Dear Daughter,
The other day I realized something I guess I had been trying to ignore. As we drove to school, you were more withdrawn and serious than usual. We had argued about you not wearing a coat that morning, but I thought you were quiet because you were tired and dreading another long day at school. When you stepped out of the car, however, your entire demeanor changed. You smiled, you chatted with your best friend, you were happy. It was then that I knew exactly what the problem was: me.
It’s OK and normal for you to feel that way. When you are 12 years old, everything your mother does is a) annoying, b) embarrassing or c) both. I felt the same way at your age. Whatever my stepmother said or did made me cringe, and I did my best to keep my distance from her. I spent my free time alone in my room or with my friends, and always as far away from her as possible.
Intellectually, as a woman, I understand and empathize with you. Emotionally, as your mother, it breaks my heart. I hated my stepmother at your age, and my girlfriends all had issues with their moms. Somehow, though, I was under the impression things would be different with my own daughter. It turns out I was wrong. The little girl who clung to my leg for dear life as a toddler now can’t seem to wait to get away from me. It kills me to admit this, but I know it’s true.
We’ve been arguing more and more lately, and I know some of it is my fault. Your attitude toward me makes me angry and tense. I’m on edge whenever I ask you to do something because I’m not sure what your reaction will be. I know that sometimes I lash out too quickly and respond more severely than I should. For that I am sorry. But I am not sorry about calling you out when you treat me with disrespect. I want to be your friend, but I am your mother first. As I have told you many times before, you can think whatever you want about me. How you treat me, however, is not negotiable.
These next few years are going to be challenging for us. I am feeling the full weight of that after watching you walk into school with your friend the other day. I know you are growing up and that part of the process is to separate from your parents and form your own identity. But please don’t think I’m going to let you pull away completely.

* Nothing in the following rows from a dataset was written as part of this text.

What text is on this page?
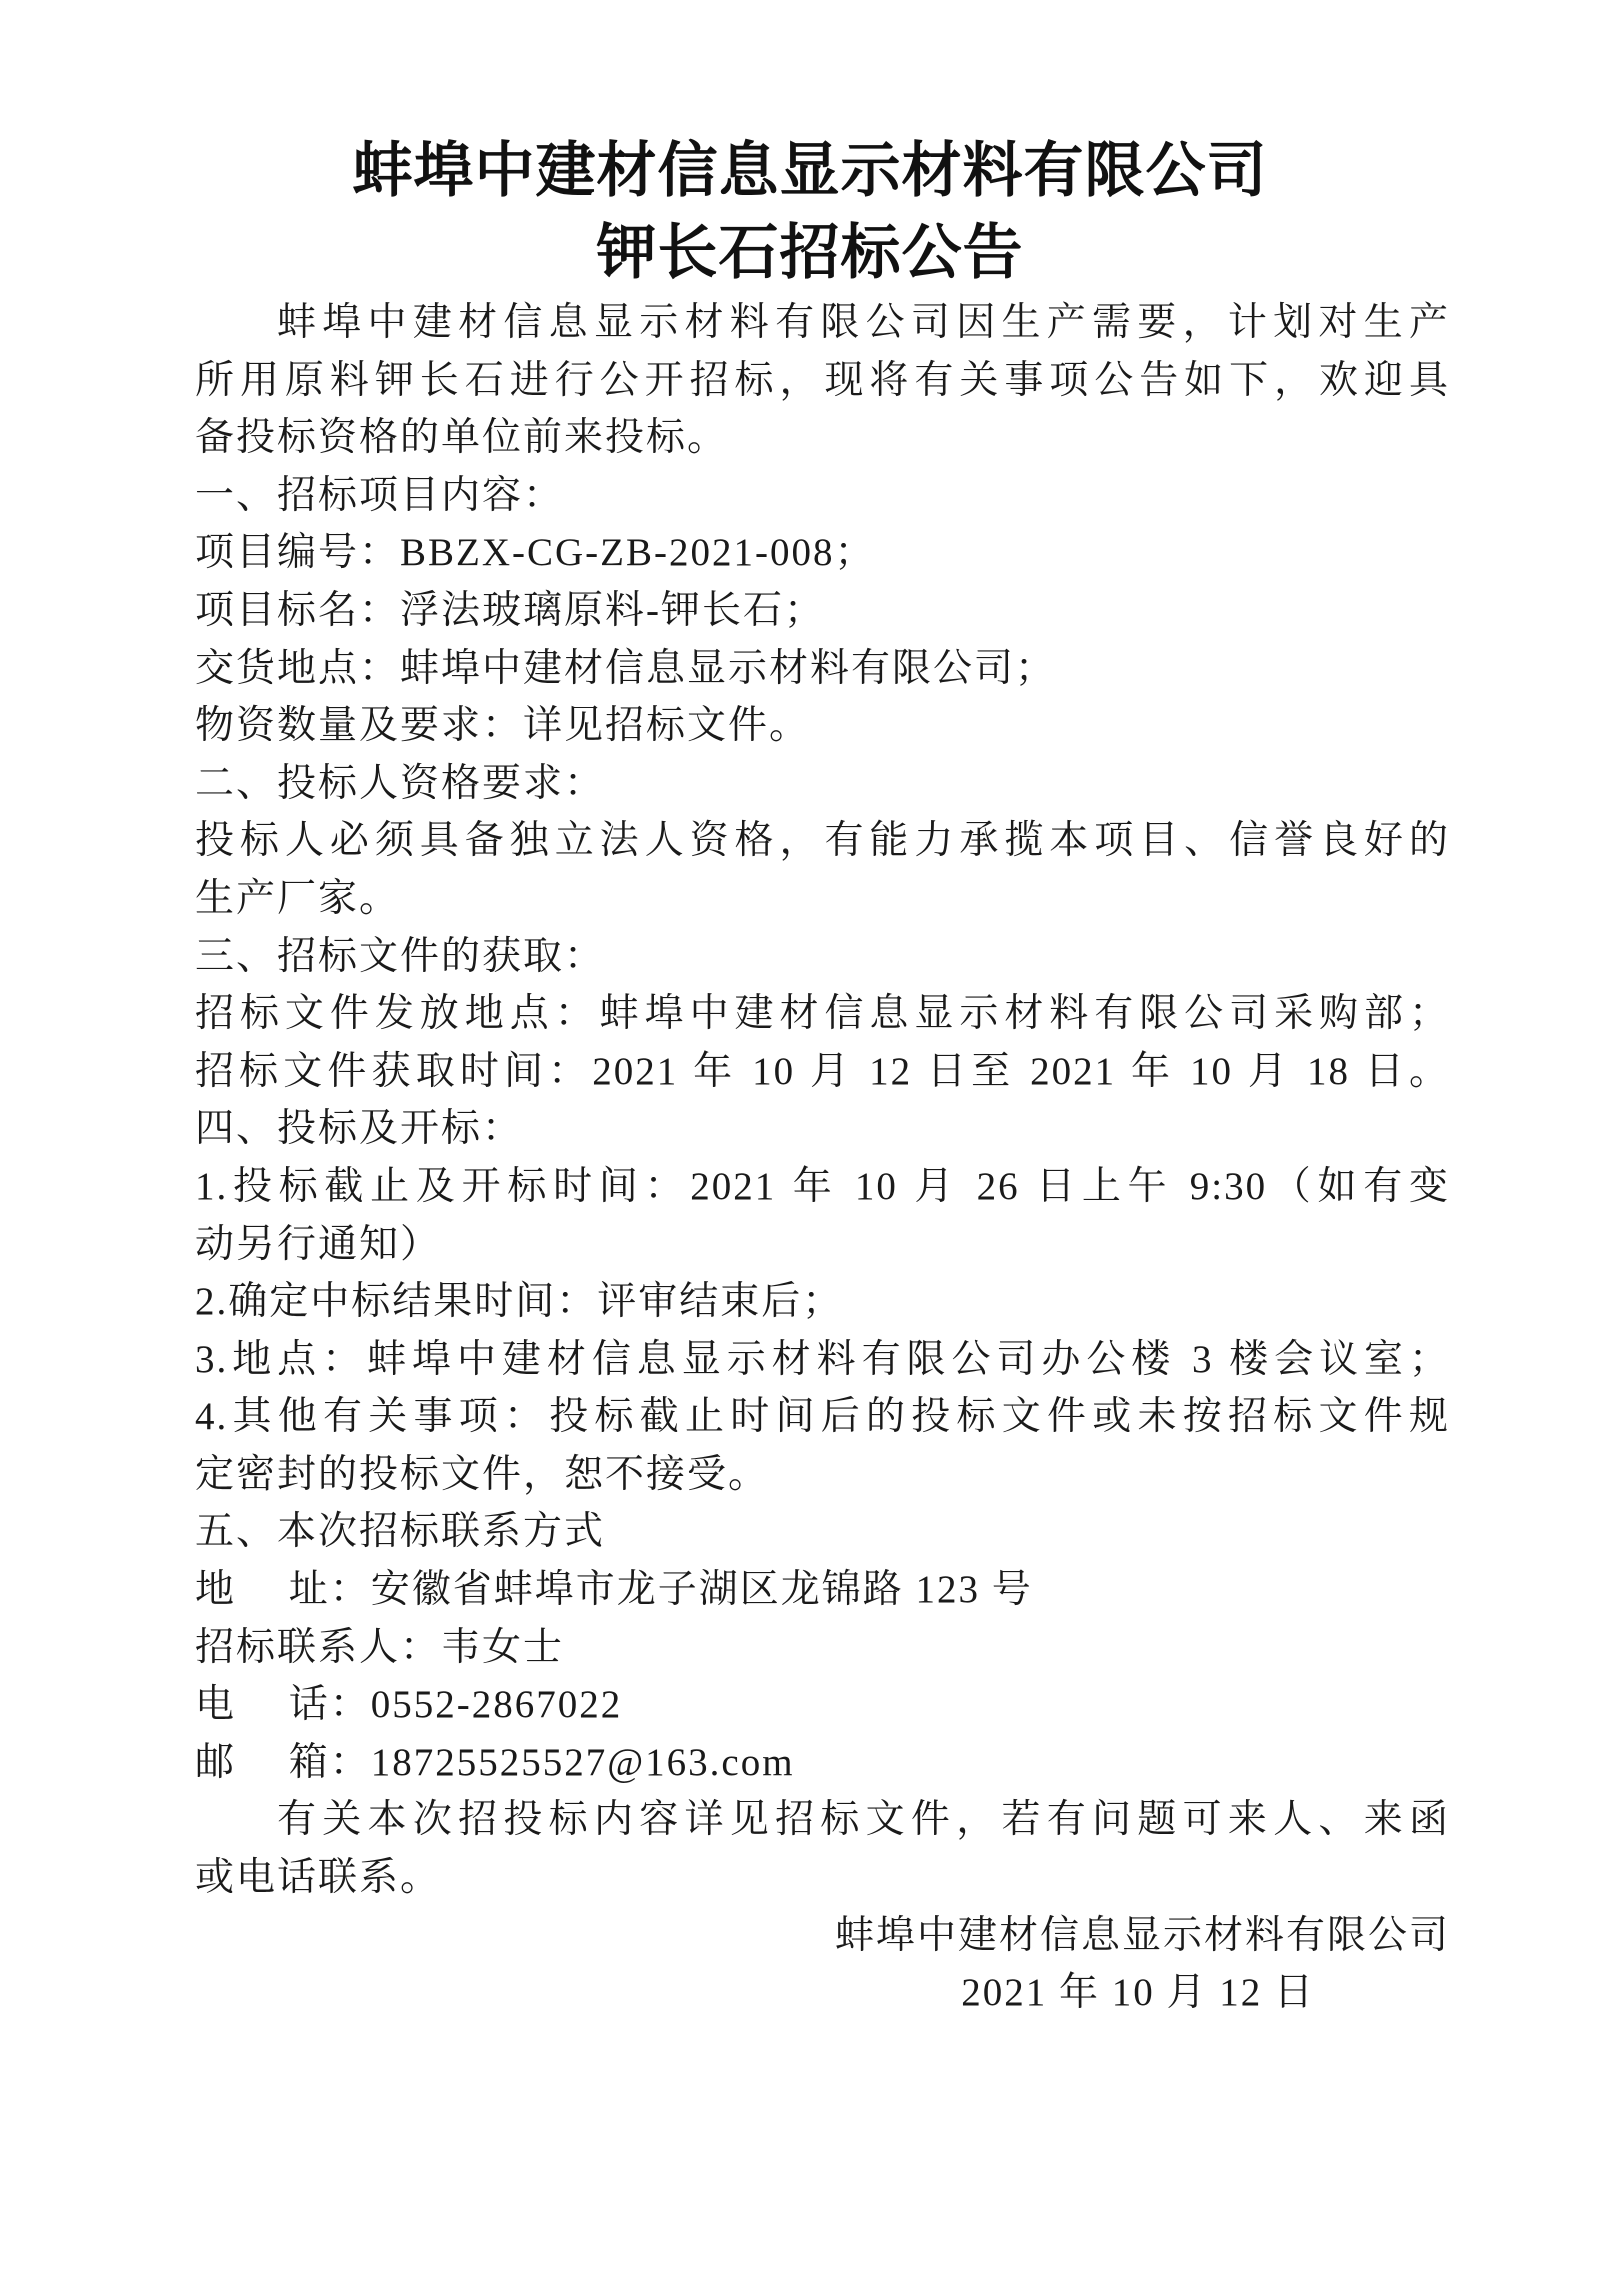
蚌埠中建材信息显示材料有限公司
钾长石招标公告
蚌埠中建材信息显示材料有限公司因生产需要，计划对生产
所用原料钾长石进行公开招标，现将有关事项公告如下，欢迎具
备投标资格的单位前来投标。
一、招标项目内容：
项目编号：BBZX-CG-ZB-2021-008；
项目标名：浮法玻璃原料-钾长石；
交货地点：蚌埠中建材信息显示材料有限公司；
物资数量及要求：详见招标文件。
二、投标人资格要求：
投标人必须具备独立法人资格，有能力承揽本项目、信誉良好的
生产厂家。
三、招标文件的获取：
招标文件发放地点：蚌埠中建材信息显示材料有限公司采购部；
招标文件获取时间：2021 年 10 月 12 日至 2021 年 10 月 18 日。
四、投标及开标：
1.投标截止及开标时间：2021 年 10 月 26 日上午 9:30（如有变
动另行通知）
2.确定中标结果时间：评审结束后；
3.地点：蚌埠中建材信息显示材料有限公司办公楼 3 楼会议室；
4.其他有关事项：投标截止时间后的投标文件或未按招标文件规
定密封的投标文件，恕不接受。
五、本次招标联系方式
地　 址：安徽省蚌埠市龙子湖区龙锦路 123 号
招标联系人：韦女士
电　 话：0552-2867022
邮　 箱：18725525527@163.com
有关本次招投标内容详见招标文件，若有问题可来人、来函
或电话联系。
蚌埠中建材信息显示材料有限公司
2021 年 10 月 12 日
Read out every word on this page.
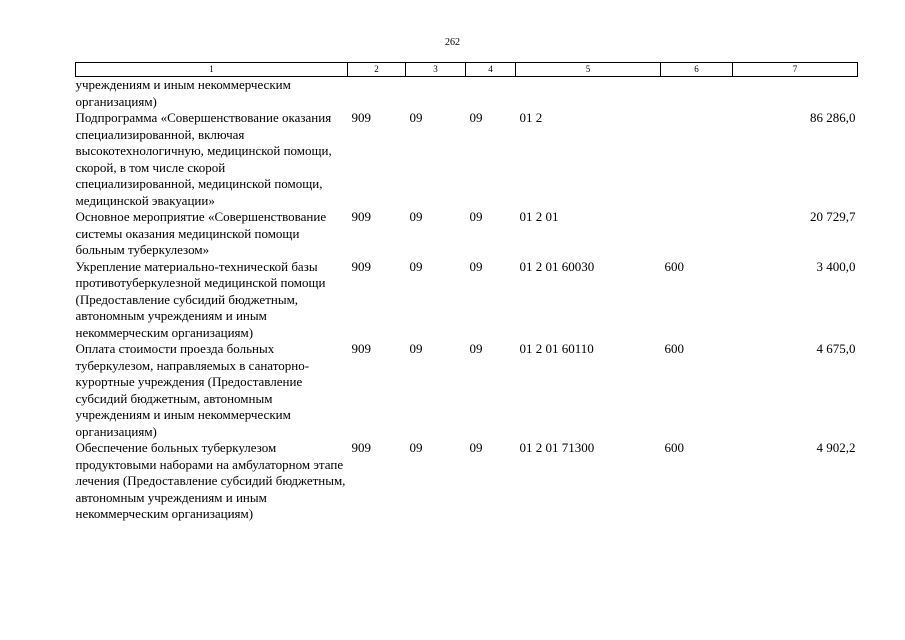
262
1	2	3	4	5	6	7
учреждениям и иным некоммерческим организациям)						
Подпрограмма «Совершенствование оказания специализированной, включая высокотехнологичную, медицинской помощи, скорой, в том числе скорой специализированной, медицинской помощи, медицинской эвакуации»	909	09	09	01 2		86 286,0
Основное мероприятие «Совершенствование системы оказания медицинской помощи больным туберкулезом»	909	09	09	01 2 01		20 729,7
Укрепление материально-технической базы противотуберкулезной медицинской помощи (Предоставление субсидий бюджетным, автономным учреждениям и иным некоммерческим организациям)	909	09	09	01 2 01 60030	600	3 400,0
Оплата стоимости проезда больных туберкулезом, направляемых в санаторно-курортные учреждения (Предоставление субсидий бюджетным, автономным учреждениям и иным некоммерческим организациям)	909	09	09	01 2 01 60110	600	4 675,0
Обеспечение больных туберкулезом продуктовыми наборами на амбулаторном этапе лечения (Предоставление субсидий бюджетным, автономным учреждениям и иным некоммерческим организациям)	909	09	09	01 2 01 71300	600	4 902,2
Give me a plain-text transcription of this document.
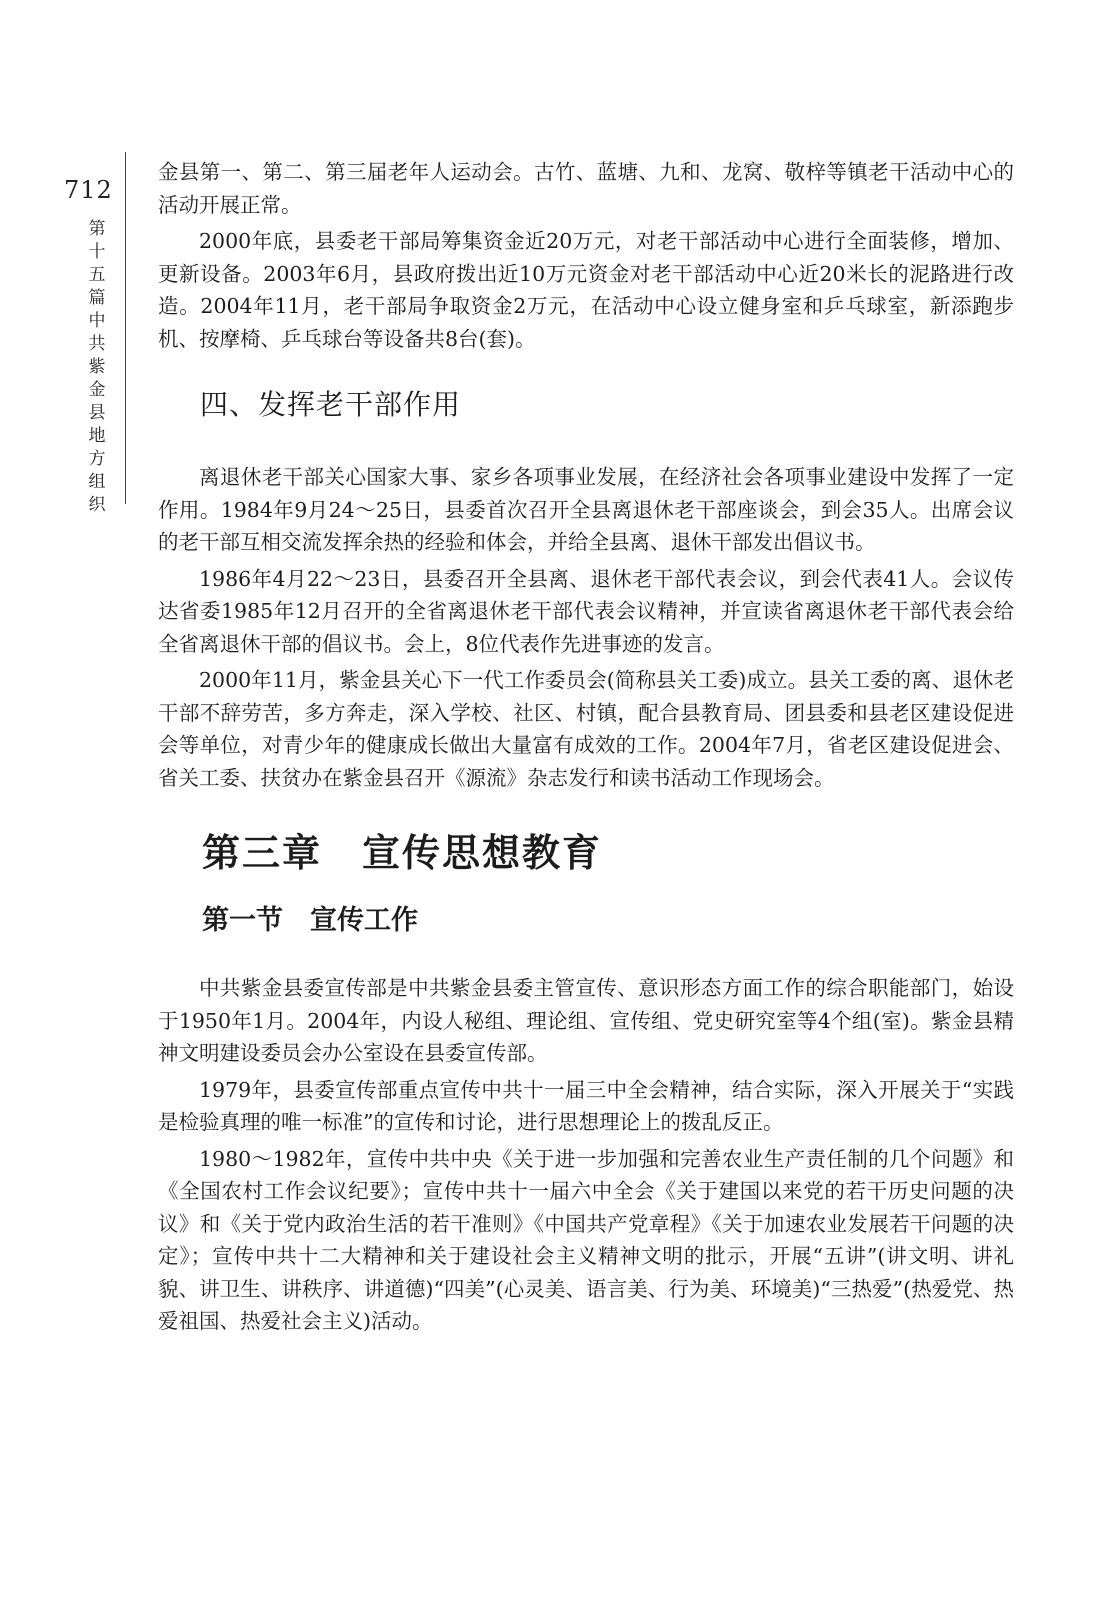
712
第十五篇 中共紫金县地方组织

金县第一、第二、第三届老年人运动会。古竹、蓝塘、九和、龙窝、敬梓等镇老干活动中心的活动开展正常。

2000年底，县委老干部局筹集资金近20万元，对老干部活动中心进行全面装修，增加、更新设备。2003年6月，县政府拨出近10万元资金对老干部活动中心近20米长的泥路进行改造。2004年11月，老干部局争取资金2万元，在活动中心设立健身室和乒乓球室，新添跑步机、按摩椅、乒乓球台等设备共8台(套)。

四、发挥老干部作用

离退休老干部关心国家大事、家乡各项事业发展，在经济社会各项事业建设中发挥了一定作用。1984年9月24～25日，县委首次召开全县离退休老干部座谈会，到会35人。出席会议的老干部互相交流发挥余热的经验和体会，并给全县离、退休干部发出倡议书。

1986年4月22～23日，县委召开全县离、退休老干部代表会议，到会代表41人。会议传达省委1985年12月召开的全省离退休老干部代表会议精神，并宣读省离退休老干部代表会给全省离退休干部的倡议书。会上，8位代表作先进事迹的发言。

2000年11月，紫金县关心下一代工作委员会(简称县关工委)成立。县关工委的离、退休老干部不辞劳苦，多方奔走，深入学校、社区、村镇，配合县教育局、团县委和县老区建设促进会等单位，对青少年的健康成长做出大量富有成效的工作。2004年7月，省老区建设促进会、省关工委、扶贫办在紫金县召开《源流》杂志发行和读书活动工作现场会。

第三章　宣传思想教育
第一节　宣传工作

中共紫金县委宣传部是中共紫金县委主管宣传、意识形态方面工作的综合职能部门，始设于1950年1月。2004年，内设人秘组、理论组、宣传组、党史研究室等4个组(室)。紫金县精神文明建设委员会办公室设在县委宣传部。

1979年，县委宣传部重点宣传中共十一届三中全会精神，结合实际，深入开展关于“实践是检验真理的唯一标准”的宣传和讨论，进行思想理论上的拨乱反正。

1980～1982年，宣传中共中央《关于进一步加强和完善农业生产责任制的几个问题》和《全国农村工作会议纪要》；宣传中共十一届六中全会《关于建国以来党的若干历史问题的决议》和《关于党内政治生活的若干准则》《中国共产党章程》《关于加速农业发展若干问题的决定》；宣传中共十二大精神和关于建设社会主义精神文明的批示，开展“五讲”(讲文明、讲礼貌、讲卫生、讲秩序、讲道德)“四美”(心灵美、语言美、行为美、环境美)“三热爱”(热爱党、热爱祖国、热爱社会主义)活动。
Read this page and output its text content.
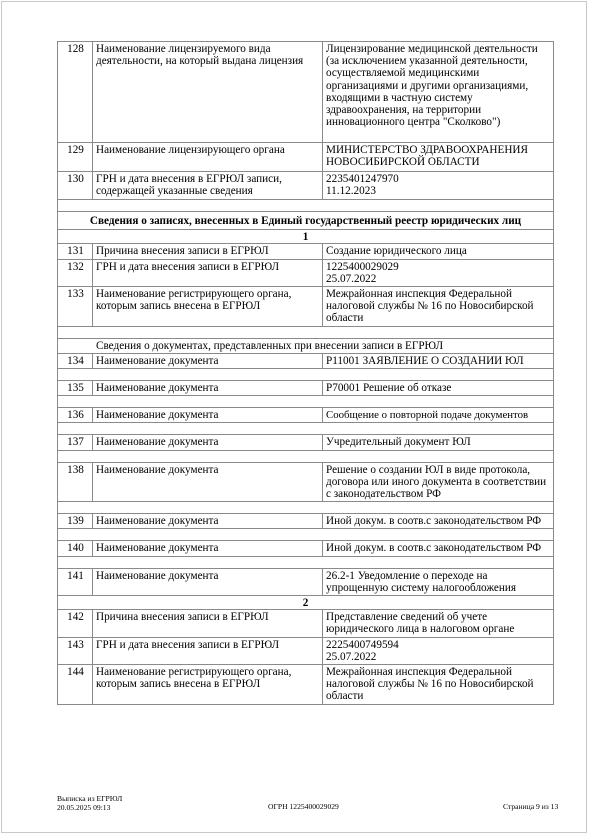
128	Наименование лицензируемого вида деятельности, на который выдана лицензия	Лицензирование медицинской деятельности (за исключением указанной деятельности, осуществляемой медицинскими организациями и другими организациями, входящими в частную систему здравоохранения, на территории инновационного центра "Сколково")
129	Наименование лицензирующего органа	МИНИСТЕРСТВО ЗДРАВООХРАНЕНИЯ НОВОСИБИРСКОЙ ОБЛАСТИ
130	ГРН и дата внесения в ЕГРЮЛ записи, содержащей указанные сведения	2235401247970
11.12.2023

Сведения о записях, внесенных в Единый государственный реестр юридических лиц		
1		
131	Причина внесения записи в ЕГРЮЛ	Создание юридического лица
132	ГРН и дата внесения записи в ЕГРЮЛ	1225400029029
25.07.2022
133	Наименование регистрирующего органа, которым запись внесена в ЕГРЮЛ	Межрайонная инспекция Федеральной налоговой службы № 16 по Новосибирской области

Сведения о документах, представленных при внесении записи в ЕГРЮЛ		
134	Наименование документа	Р11001 ЗАЯВЛЕНИЕ О СОЗДАНИИ ЮЛ

135	Наименование документа	Р70001 Решение об отказе

136	Наименование документа	Сообщение о повторной подаче документов

137	Наименование документа	Учредительный документ ЮЛ

138	Наименование документа	Решение о создании ЮЛ в виде протокола, договора или иного документа в соответствии с законодательством РФ

139	Наименование документа	Иной докум. в соотв.с законодательством РФ

140	Наименование документа	Иной докум. в соотв.с законодательством РФ

141	Наименование документа	26.2-1 Уведомление о переходе на упрощенную систему налогообложения
2		
142	Причина внесения записи в ЕГРЮЛ	Представление сведений об учете юридического лица в налоговом органе
143	ГРН и дата внесения записи в ЕГРЮЛ	2225400749594
25.07.2022
144	Наименование регистрирующего органа, которым запись внесена в ЕГРЮЛ	Межрайонная инспекция Федеральной налоговой службы № 16 по Новосибирской области
Выписка из ЕГРЮЛ
20.05.2025 09:13	ОГРН 1225400029029	Страница 9 из 13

I’m not ready to give up my position in your world even though I do accept that I am no longer the center of it. I’m still going to ask about your day. I’m still going to coax you out of your room to watch TV or go for a run with me. I’m still going to take you to lunch or the mall once in a while, even though I know you’d prefer to go with your friends. When we’re out I’m going to put down my phone and talk to you and tell you to do the same. I’m going to ask questions, I’m going to embarrass you, I’m going to annoy you.
I’m going to do all those things because I am your mother, and you will always be the center of my world. Get used to it, kiddo. I’m not going anywhere. And someday, I hope, you’ll be happy about that.